Lembrando a Enterprise de Star Trek, “se aventurando audaciosamente onde homem nenhum jamais esteve”! Claro que não era essa a opinião de Thor Heyerdahl ! Para ele, tudo o que faziam era repetir o mesmo caminho de Kon-tiki. Por isto mesmo,  a jangada foi batizada com o nome do navegador que ele acreditava ser o pioneiro.
Após muitas dificuldades, eles aprenderam alguns macetes, como pilotar a jangada com o auxílio de quilhas corrediças ao invés do leme, cavalgando as correntes de Humdbolt e Equatorial, através do maior dos oceanos.
E, no dia 7 de agosto de 1947, após 101 dias de travessia e tendo percorrido 7.964 km, a Kon-Tiki encalhou nos recifes da desabitada ilhota de Raroia, no arquipélago Toamotu!

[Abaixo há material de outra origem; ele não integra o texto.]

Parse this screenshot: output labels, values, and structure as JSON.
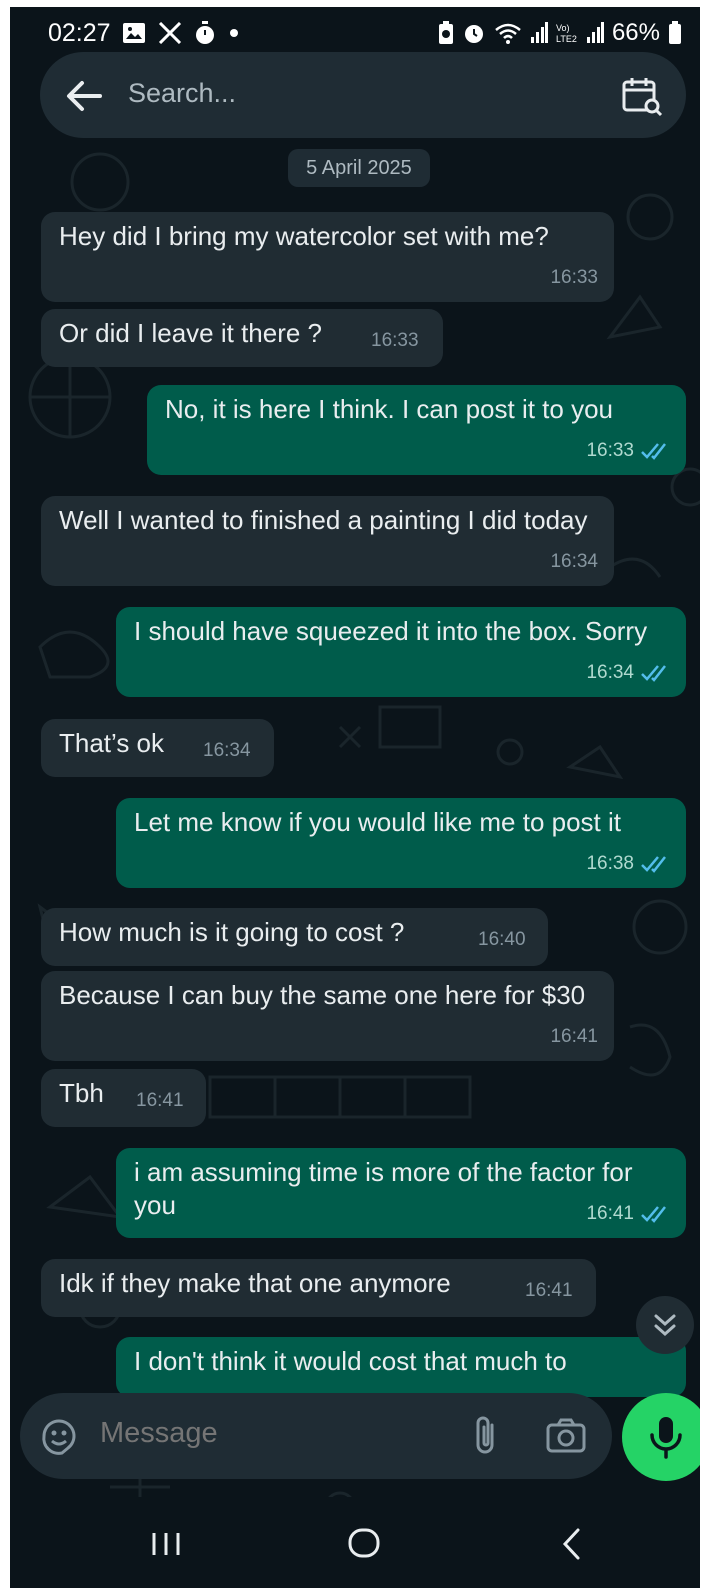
{
  "status_bar": {
    "time": "02:27",
    "battery": "66%",
    "left_icons": [
      "gallery-icon",
      "x-logo-icon",
      "timer-icon",
      "dot-icon"
    ],
    "right_icons": [
      "battery-saver-icon",
      "alarm-icon",
      "wifi-icon",
      "signal-icon",
      "volte-icon",
      "signal-icon",
      "battery-icon"
    ],
    "volte_label": "Vo)\nLTE2"
  },
  "search": {
    "placeholder": "Search..."
  },
  "date_chip": "5 April 2025",
  "messages": [
    {
      "dir": "in",
      "text": "Hey did I bring my watercolor set with me?",
      "time": "16:33"
    },
    {
      "dir": "in",
      "text": "Or did I leave it there ?",
      "time": "16:33"
    },
    {
      "dir": "out",
      "text": "No, it is here I think. I can post it to you",
      "time": "16:33",
      "status": "read"
    },
    {
      "dir": "in",
      "text": "Well I wanted to finished a painting I did today",
      "time": "16:34"
    },
    {
      "dir": "out",
      "text": "I should have squeezed it into the box. Sorry",
      "time": "16:34",
      "status": "read"
    },
    {
      "dir": "in",
      "text": "That’s ok",
      "time": "16:34"
    },
    {
      "dir": "out",
      "text": "Let me know if you would like me to post it",
      "time": "16:38",
      "status": "read"
    },
    {
      "dir": "in",
      "text": "How much is it going to cost ?",
      "time": "16:40"
    },
    {
      "dir": "in",
      "text": "Because I can buy the same one here for $30",
      "time": "16:41"
    },
    {
      "dir": "in",
      "text": "Tbh",
      "time": "16:41"
    },
    {
      "dir": "out",
      "text": "i am assuming time is more of the factor for you",
      "time": "16:41",
      "status": "read"
    },
    {
      "dir": "in",
      "text": "Idk if they make that one anymore",
      "time": "16:41"
    },
    {
      "dir": "out",
      "text": "I don't think it would cost that much to",
      "time": ""
    }
  ],
  "composer": {
    "placeholder": "Message"
  },
  "colors": {
    "background": "#0b141a",
    "incoming_bubble": "#202c33",
    "outgoing_bubble": "#005c4b",
    "read_ticks": "#53bdeb",
    "accent": "#25d366"
  }
}
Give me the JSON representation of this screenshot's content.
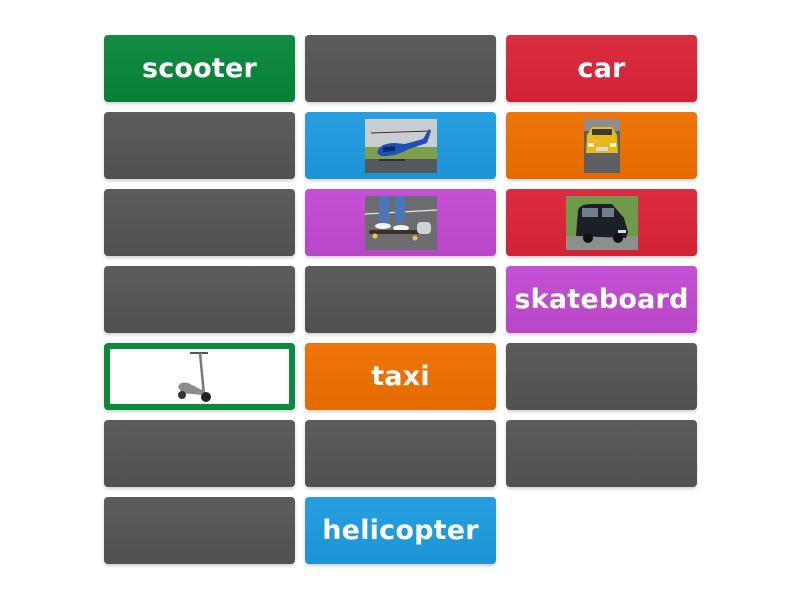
{
  "activity": {
    "type": "match-up",
    "tiles": [
      {
        "kind": "word",
        "text": "scooter",
        "color": "#08873a"
      },
      {
        "kind": "hidden"
      },
      {
        "kind": "word",
        "text": "car",
        "color": "#dc2438"
      },
      {
        "kind": "hidden"
      },
      {
        "kind": "image",
        "image": "helicopter-photo",
        "color": "#1e9be0"
      },
      {
        "kind": "image",
        "image": "taxi-photo",
        "color": "#ef7000"
      },
      {
        "kind": "hidden"
      },
      {
        "kind": "image",
        "image": "skateboard-photo",
        "color": "#c24ad2"
      },
      {
        "kind": "image",
        "image": "car-photo",
        "color": "#dc2438"
      },
      {
        "kind": "hidden"
      },
      {
        "kind": "hidden"
      },
      {
        "kind": "word",
        "text": "skateboard",
        "color": "#c24ad2"
      },
      {
        "kind": "image",
        "image": "scooter-photo",
        "color": "#0a8a3a",
        "state": "selected"
      },
      {
        "kind": "word",
        "text": "taxi",
        "color": "#ef7000"
      },
      {
        "kind": "hidden"
      },
      {
        "kind": "hidden"
      },
      {
        "kind": "hidden"
      },
      {
        "kind": "hidden"
      },
      {
        "kind": "hidden"
      },
      {
        "kind": "word",
        "text": "helicopter",
        "color": "#1e9be0"
      }
    ],
    "words": {
      "scooter": "scooter",
      "car": "car",
      "skateboard": "skateboard",
      "taxi": "taxi",
      "helicopter": "helicopter"
    },
    "hidden_tile_color": "#555555"
  }
}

 No final, o paraíso...Nesta paisagem de sonho, nas Ilhas Tuamotu, Thor Heyerdahl e sua equipagem encalharam a Kon-Tiki em 07 de agosto de 1947, após atravessarem o Pacífico Sul, numa jornada de quase 8.000 km.

Com 8 anos, senti a emoção tomar conta de mim, enquanto lia as páginas finais...
Eu tenho o livro encadernado até hoje, assim como um filme documentário sobre a viagem.
Thor não parou por aí e continuou pesquisando novas hipóteses, desta vez propondo que a população das américas poderia ter vindo do Egito através do Atlântico. Construiu um barco estilo egípcio em papiro, o Ra (nome do deus-sol egípcio), para atravessar o Atlântico, partindo de Marrocos. O barco teve problemas e naufragou, mas ele mudou o método de construção e fez outra tentativa com o Ra II, com o qual conseguiu chegar em Barbados, no Caribe.

 O Ra II no Kon-Tiki Museum, em Oslo, Noruega. Para acessar o site do museu, clique no link: http://www.kon-tiki.no/e_aapning.php

Esta viagem rendeu outro livro e um filme. Ele fez outras expedições à ilha de Páscoa, aos Galápagos e ao Oriente Médio.
Em Oslo ficam o Kon-Tiki Museum e a Thor Heyerdahl Research Foundation. Thor escreveu 15 livros sobre as suas teorias, viagens e expedições. O livro sobre a expedição Kon-Tiki foi traduzido em mais de 70 línguas e vendeu mais de 50 milhões de exemplares!
Há poucos anos, li um dos seus últimos livros, NA TRILHA DE ADÃO (Editora Schwarcz, 2000 – original: Adams Fotspot, 1998), uma autobiografia onde ele fala inclusive sobre sua atuação na II Guerra Mundial, e na luta para defender suas teorias sobre as migrações.

Thor Heyerdahl faleceu em 18 de abril de 2002, na Itália, aos 87 anos.
Mas, seu nome vaga pelo espaço, entre Marte e Júpiter: o asteroide 2473 foi batizado Heyerdahl, em sua homenagem.